Update: SBNation.com reports that the meeting has been scheduled for months and is only to discuss the 2014 World Championships, not to cover anything specifically related to the lockout. Great, David Stern gets to know what it's like to have a conversation where you can't talk abou the elephant in the room for once.
Original report: Deron Williams is headed to Istanbul. Every NBA player on the planet has mentioned considering going abroad to play. But the question is, can they?
Well, the answer is, "yes of course." There's nothing to stop a team from signing a player for their individual league or exhibition play. However, when those teams enter into international competitions such as EuroLeague or EuroCup, that's when FIBA gets involved. FIBA is the governing body for determining the eligibility of players for those international competitions and as such, they have a huge say on whether NBA players can play overseas during the lockout. FIBA has yet to rule on the matter, but HoopsWorld reports that the head of FIBA, Patrick Baumann, will meet with David Stern this week to discuss the issues. The ramifications could be astounding.
Baumann is expected to meet with NBA commissioner David Stern this week in hopes of crafting guidance for its member teams and federations on how to handle not only NBA players seeking jobs abroad, but also how to deal with the insurance issues that are surfacing with regards to national teams and the upcoming Olympic qualifiers.via NBA AM: FIBA To Meet With NBA - Basketball News & NBA Rumors -.
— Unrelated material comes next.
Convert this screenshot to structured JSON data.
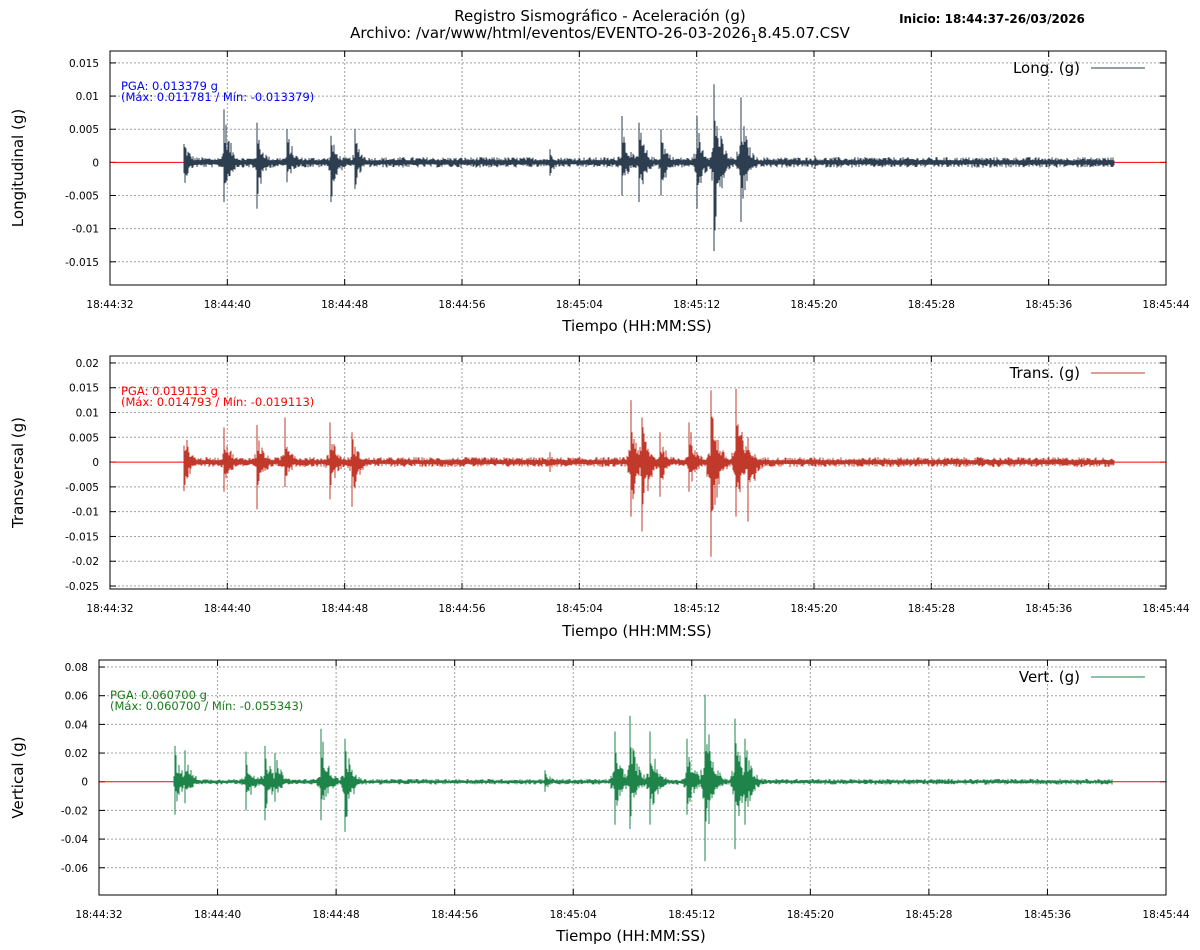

Under a long standing agreement between the NBA and FIBA, the NBA covers one-third of the insurance costs associated with NBA players playing in national team competitions and tournaments. Another third is covered by the national team and the final third is covered by FIBA.
Since the NBA's self-imposed lockout on July 1st, the NBA is no longer willing to cover those costs.
Now before we go too far down the conspiracy lane, keep in mind that the league has repeatedly said it will not do anything to prohibit players from playing in Europe. There's good reason. Locking out the players to prevent them from earning a living and then doing anything to threaten their ability to earn a wage elsewhere goes against that whole "life, liberty and the pursuit of happiness" gig that we're so big on here in the states and opens up the league to a lawsuit.
But the conversation is significant. Insurance is a huge concern for the players, though the stars can easily get insured thanks to their status. But if FIBA were to rule against the players' eligibility after meeting with Stern, it would immediately quash the players' hopes of going overseas (teams wouldn't want them if they were unavailable for those competitions in most cases) and create more anomosity between the league and the players, even if Stern himself had nothing to do with the decision.
It's a delicate meeting, is what I'm trying to get at.